An ambitious company is using deep learning to extract and find associations from all the information on the internet — and it isn’t Google.
What’s new: Diffbot, a Stanford offshoot founded in 2008, built a system that reads web code, parses text, classifies images, and assembles them into what it says is the world’s largest knowledge graph, according to MIT Technology Review.
How it works: Diffbot’s web crawler rebuilds the graph every four to five days, adding roughly 150 million new subject-object-verb associations monthly. The graph encompasses more than 10 billion entities — people, businesses, products, locations, and so on — and a trillion bits of information about those entities.
- The company uses image recognition to classify content into 20 categories such as news, discussion, and images.

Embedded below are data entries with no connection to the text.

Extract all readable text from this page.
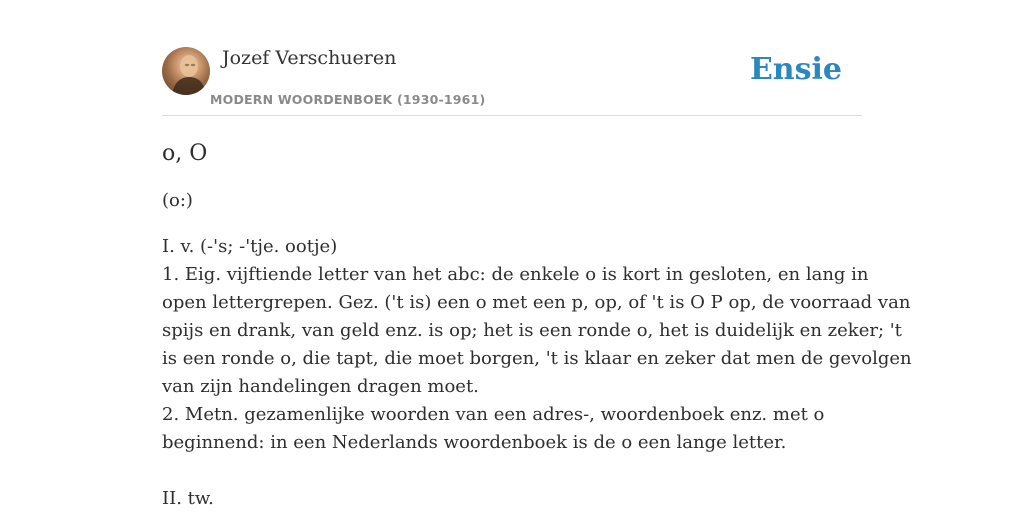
Jozef Verschueren
MODERN WOORDENBOEK (1930-1961)
Ensie
o, O
(o:)
I. v. (-'s; -'tje. ootje)
1. Eig. vijftiende letter van het abc: de enkele o is kort in gesloten, en lang in
open lettergrepen. Gez. ('t is) een o met een p, op, of 't is O P op, de voorraad van
spijs en drank, van geld enz. is op; het is een ronde o, het is duidelijk en zeker; 't
is een ronde o, die tapt, die moet borgen, 't is klaar en zeker dat men de gevolgen
van zijn handelingen dragen moet.
2. Metn. gezamenlijke woorden van een adres-, woordenboek enz. met o
beginnend: in een Nederlands woordenboek is de o een lange letter.
II. tw.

- It analyzes any text to find statements made up of a subject, verb, and object and stores their relationships. Its knowledge graph has captured subject-verb-object associations from 98 percent of the internet in nearly 50 languages. The image recognition tool also picks up implicit associations such as that between a product and its price.

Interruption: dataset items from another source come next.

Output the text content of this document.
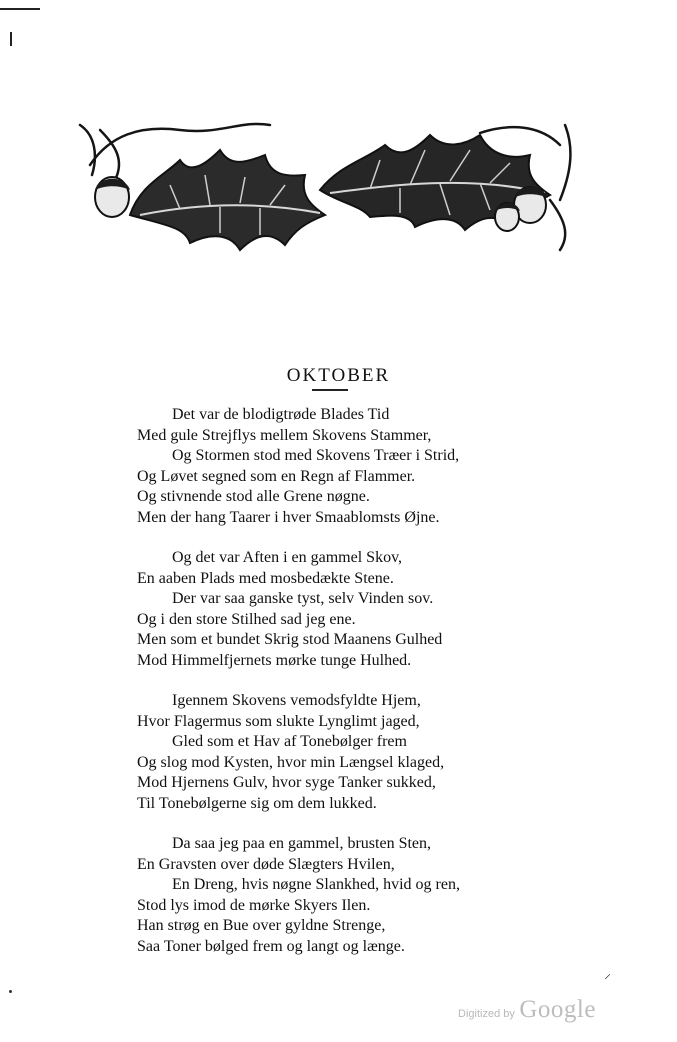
OKTOBER
Det var de blodigtrøde Blades Tid
Med gule Strejflys mellem Skovens Stammer,
Og Stormen stod med Skovens Træer i Strid,
Og Løvet segned som en Regn af Flammer.
Og stivnende stod alle Grene nøgne.
Men der hang Taarer i hver Smaablomsts Øjne.
Og det var Aften i en gammel Skov,
En aaben Plads med mosbedækte Stene.
Der var saa ganske tyst, selv Vinden sov.
Og i den store Stilhed sad jeg ene.
Men som et bundet Skrig stod Maanens Gulhed
Mod Himmelfjernets mørke tunge Hulhed.
Igennem Skovens vemodsfyldte Hjem,
Hvor Flagermus som slukte Lynglimt jaged,
Gled som et Hav af Tonebølger frem
Og slog mod Kysten, hvor min Længsel klaged,
Mod Hjernens Gulv, hvor syge Tanker sukked,
Til Tonebølgerne sig om dem lukked.
Da saa jeg paa en gammel, brusten Sten,
En Gravsten over døde Slægters Hvilen,
En Dreng, hvis nøgne Slankhed, hvid og ren,
Stod lys imod de mørke Skyers Ilen.
Han strøg en Bue over gyldne Strenge,
Saa Toner bølged frem og langt og længe.
⸍
Digitized by Google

- A suite of machine learning techniques including knowledge fusion (which weighs the trustworthiness of various sources) associates new information and overwrites outdated information, the Diffbot founder and CEO Mike Tung told The Batch.

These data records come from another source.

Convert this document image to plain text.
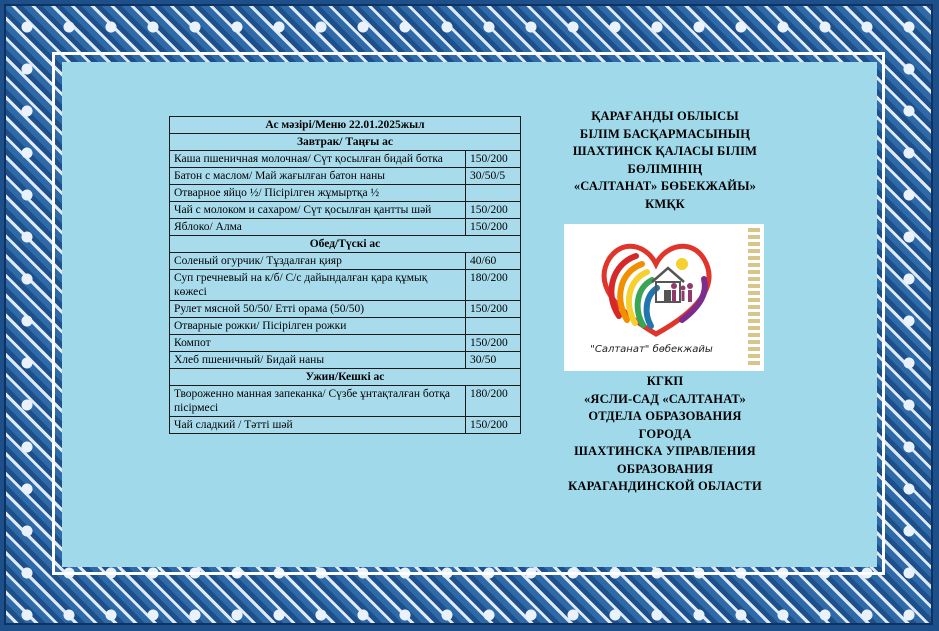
Ас мәзірі/Меню 22.01.2025жыл	
Завтрак/ Таңғы ас	
Каша пшеничная молочная/ Сүт қосылған бидай ботка	150/200
Батон с маслом/ Май жағылған батон наны	30/50/5
Отварное яйцо ½/ Пісірілген жұмыртқа ½	
Чай с молоком и сахаром/ Сүт қосылған қантты шәй	150/200
Яблоко/ Алма	150/200
Обед/Түскі ас	
Соленый огурчик/ Тұздалған қияр	40/60
Суп гречневый на к/б/ С/с дайындалған қара құмық көжесі	180/200
Рулет мясной 50/50/ Етті орама (50/50)	150/200
Отварные рожки/ Пісірілген рожки	
Компот	150/200
Хлеб пшеничный/ Бидай наны	30/50
Ужин/Кешкі ас	
Твороженно манная запеканка/ Сүзбе ұнтақталған ботқа пісірмесі	180/200
Чай сладкий / Тәтті шәй	150/200
ҚАРАҒАНДЫ ОБЛЫСЫ
БІЛІМ БАСҚАРМАСЫНЫҢ
ШАХТИНСК ҚАЛАСЫ БІЛІМ
БӨЛІМІНІҢ
«САЛТАНАТ» БӨБЕКЖАЙЫ»
КМҚК
"Салтанат" бөбекжайы
КГКП
«ЯСЛИ-САД «САЛТАНАТ»
ОТДЕЛА ОБРАЗОВАНИЯ
ГОРОДА
ШАХТИНСКА УПРАВЛЕНИЯ
ОБРАЗОВАНИЯ
КАРАГАНДИНСКОЙ ОБЛАСТИ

- The company’s customers can sift the graph using a query language, point-and-click interface, or geographic map (as shown above). The system automatically corrects misspellings and other inconsistencies.
Behind the news: Over 400 companies including Adidas, Nasdaq, and SnapChat use Diffbot’s technology to understand their customers and competition, and to train their own models. Researchers can apply for free access.
Why it matters: A knowledge graph that encompasses the entire internet could reveal a wealth of obscure connections between people, places, and things. This tool could also be useful for machine learning engineers who aim to train models that have a good grasp of facts.
We’re thinking: Knowledge graphs have proven to be powerful tools for companies such as Google and Microsoft, but they’ve received little attention in academia relative to their practical impact. Tools to automatically build large knowledge graphs will help more teams reap their benefits.